We now define the following functions to simulate the mutation and crossover behavior in nature.

def scorefunction(tree,s):
    dif=0
    for data in s:
        v=tree.evaluate([data[0],data[1]])
        dif+=abs(v-data[2])
    return dif
#scorefunction(makerandomtree(2),hiddenset)

def mutate(t,pc,probchange=0.1): 
    if random()<probchange:
        return makerandomtree(pc)
    else:
        result=deepcopy(t)
        if isinstance(t,node):
            result.children=[mutate(c,pc,probchange) for c in t.children]
    return result
#mutate(makerandomtree(2),2).display()

def crossover(t1,t2,probswap=0.7,top=1): 
    if random()<probswap and not top:
        return deepcopy(t2)
    else:
        result=deepcopy(t1)
        if isinstance(t1,node) and isinstance(t2,node):
            result.children=[crossover(c,choice(t2.children),probswap,0) for c in t1.children]
        return result
#crossover(makerandomtree(2),makerandomtree(2)).display()

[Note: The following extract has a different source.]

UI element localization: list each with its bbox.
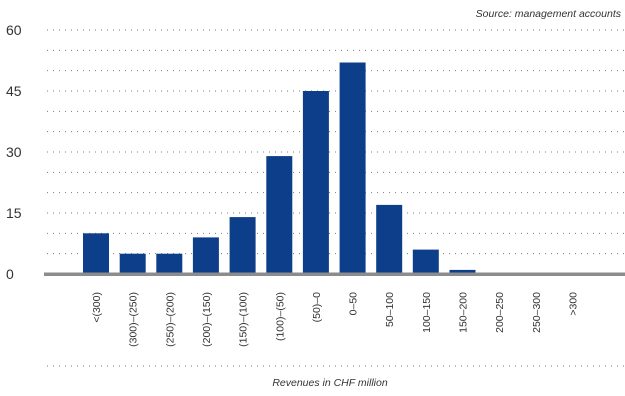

Setting up the evolution environment

After we preparing the data set and setting up the mutation and crossover functions we are ready to move on to set up the evironment for evolution, i.e., fitting the data.

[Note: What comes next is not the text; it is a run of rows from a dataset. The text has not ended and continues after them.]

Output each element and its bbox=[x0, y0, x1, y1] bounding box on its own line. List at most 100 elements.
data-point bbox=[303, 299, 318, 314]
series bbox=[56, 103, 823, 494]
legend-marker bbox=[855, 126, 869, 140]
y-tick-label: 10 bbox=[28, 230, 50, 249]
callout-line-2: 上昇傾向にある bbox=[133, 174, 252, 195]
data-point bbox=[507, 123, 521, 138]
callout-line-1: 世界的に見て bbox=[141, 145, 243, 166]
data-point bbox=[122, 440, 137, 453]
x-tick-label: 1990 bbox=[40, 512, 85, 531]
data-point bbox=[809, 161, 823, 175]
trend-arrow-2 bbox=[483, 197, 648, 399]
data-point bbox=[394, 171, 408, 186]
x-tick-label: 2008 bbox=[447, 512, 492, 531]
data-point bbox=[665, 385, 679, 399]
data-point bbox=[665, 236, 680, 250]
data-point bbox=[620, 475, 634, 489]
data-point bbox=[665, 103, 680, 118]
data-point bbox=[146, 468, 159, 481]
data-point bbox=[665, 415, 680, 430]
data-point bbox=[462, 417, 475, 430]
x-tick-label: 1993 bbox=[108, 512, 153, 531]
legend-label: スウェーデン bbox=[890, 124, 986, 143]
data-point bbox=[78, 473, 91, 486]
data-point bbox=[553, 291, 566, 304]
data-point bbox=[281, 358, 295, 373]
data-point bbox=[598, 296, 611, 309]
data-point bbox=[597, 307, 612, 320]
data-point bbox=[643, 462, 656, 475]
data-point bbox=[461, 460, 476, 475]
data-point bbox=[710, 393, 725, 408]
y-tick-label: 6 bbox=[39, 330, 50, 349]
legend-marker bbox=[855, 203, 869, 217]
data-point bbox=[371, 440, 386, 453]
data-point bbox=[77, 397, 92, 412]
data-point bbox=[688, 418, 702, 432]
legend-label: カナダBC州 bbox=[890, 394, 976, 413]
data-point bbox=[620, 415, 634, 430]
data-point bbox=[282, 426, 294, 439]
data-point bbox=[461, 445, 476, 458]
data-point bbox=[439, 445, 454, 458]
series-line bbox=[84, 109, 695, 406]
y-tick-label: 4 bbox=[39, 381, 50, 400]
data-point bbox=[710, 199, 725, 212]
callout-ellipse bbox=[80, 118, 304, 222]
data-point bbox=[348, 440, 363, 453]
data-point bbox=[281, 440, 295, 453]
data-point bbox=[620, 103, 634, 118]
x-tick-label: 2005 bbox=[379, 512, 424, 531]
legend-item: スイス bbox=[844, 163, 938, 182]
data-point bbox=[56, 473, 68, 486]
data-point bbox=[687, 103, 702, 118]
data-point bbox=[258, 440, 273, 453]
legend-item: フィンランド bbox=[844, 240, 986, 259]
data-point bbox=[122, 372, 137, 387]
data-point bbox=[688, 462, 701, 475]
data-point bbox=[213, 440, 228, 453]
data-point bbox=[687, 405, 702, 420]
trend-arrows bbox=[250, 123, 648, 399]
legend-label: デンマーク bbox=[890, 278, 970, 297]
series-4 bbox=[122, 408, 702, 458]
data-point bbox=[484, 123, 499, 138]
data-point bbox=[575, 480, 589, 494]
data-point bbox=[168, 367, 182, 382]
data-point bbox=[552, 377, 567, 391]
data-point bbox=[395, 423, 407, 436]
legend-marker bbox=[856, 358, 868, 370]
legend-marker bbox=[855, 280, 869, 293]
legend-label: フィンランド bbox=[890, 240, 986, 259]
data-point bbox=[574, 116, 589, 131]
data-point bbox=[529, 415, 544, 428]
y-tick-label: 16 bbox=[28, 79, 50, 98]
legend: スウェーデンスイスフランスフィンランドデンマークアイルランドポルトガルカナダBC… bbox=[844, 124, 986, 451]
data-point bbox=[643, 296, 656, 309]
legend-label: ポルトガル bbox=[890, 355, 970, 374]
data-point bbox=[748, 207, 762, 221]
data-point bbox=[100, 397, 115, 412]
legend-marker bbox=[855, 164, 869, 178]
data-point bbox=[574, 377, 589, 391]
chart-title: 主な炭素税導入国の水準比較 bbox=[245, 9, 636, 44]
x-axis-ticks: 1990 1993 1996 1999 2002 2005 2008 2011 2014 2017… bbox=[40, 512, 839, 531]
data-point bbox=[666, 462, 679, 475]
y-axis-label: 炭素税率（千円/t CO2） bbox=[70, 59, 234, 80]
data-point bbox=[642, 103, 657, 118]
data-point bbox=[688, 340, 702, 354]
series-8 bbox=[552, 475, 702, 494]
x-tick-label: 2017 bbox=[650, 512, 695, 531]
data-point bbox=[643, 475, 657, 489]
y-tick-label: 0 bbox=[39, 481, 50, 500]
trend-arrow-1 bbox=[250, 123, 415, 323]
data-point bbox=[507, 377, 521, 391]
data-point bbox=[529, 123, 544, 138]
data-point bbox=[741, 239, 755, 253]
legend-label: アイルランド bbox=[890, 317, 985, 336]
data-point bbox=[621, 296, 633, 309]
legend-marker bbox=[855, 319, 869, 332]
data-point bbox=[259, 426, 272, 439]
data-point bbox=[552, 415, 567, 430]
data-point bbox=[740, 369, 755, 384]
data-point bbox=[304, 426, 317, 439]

def evolve(pc,popsize,rankfunction,maxgen=500,mutationrate=0.1,breedingrate=0.4,pexp=0.7,pnew=0.05):
    # Returns a random number, tending towards lower numbers. The lower pexp # is, more lower numbers you will get
    def selectindex():
        return int(log(random())/log(pexp))
    # Create a random initial population
    population=[makerandomtree(pc) for i in range(popsize)]
    for i in range(maxgen):
        scores=rankfunction(population)
        print scores[0][0]
        if scores[0][0]==0: break
        # The two best always make it
        newpop=[scores[0][1],scores[1][1]]
        # Build the next generation
        while len(newpop)<popsize:
            if random()>pnew: 
                newpop.append(mutate(crossover(scores[selectindex( )][1], \
                                               scores[selectindex( )][1], 
                                               probswap=breedingrate), 
                                     pc,probchange=mutationrate))
            else:
            # Add a random node to mix things up
                newpop.append(makerandomtree(pc))
        population=newpop 
    scores[0][1].display( ) 
    return scores[0][1]

def getrankfunction(dataset):
    def rankfunction(population):
        scores=[(scorefunction(t,dataset),t) for t in population] 
        scores.sort( )
        return scores
    return rankfunction

The reuslt can be obtain by

rf=getrankfunction(buildhiddenset())
evolve(2,500,rf,mutationrate=0.2,breedingrate=0.1,pexp=0.7,pnew=0.1)

The function survived in the data selection

After an evolution that lasted for more than ten minutes (a disadvantage of GP is that it is very time conusming in some cases), we got our result as shown in the following figure. If we do some simple math we will find that it equals to the function we defined above.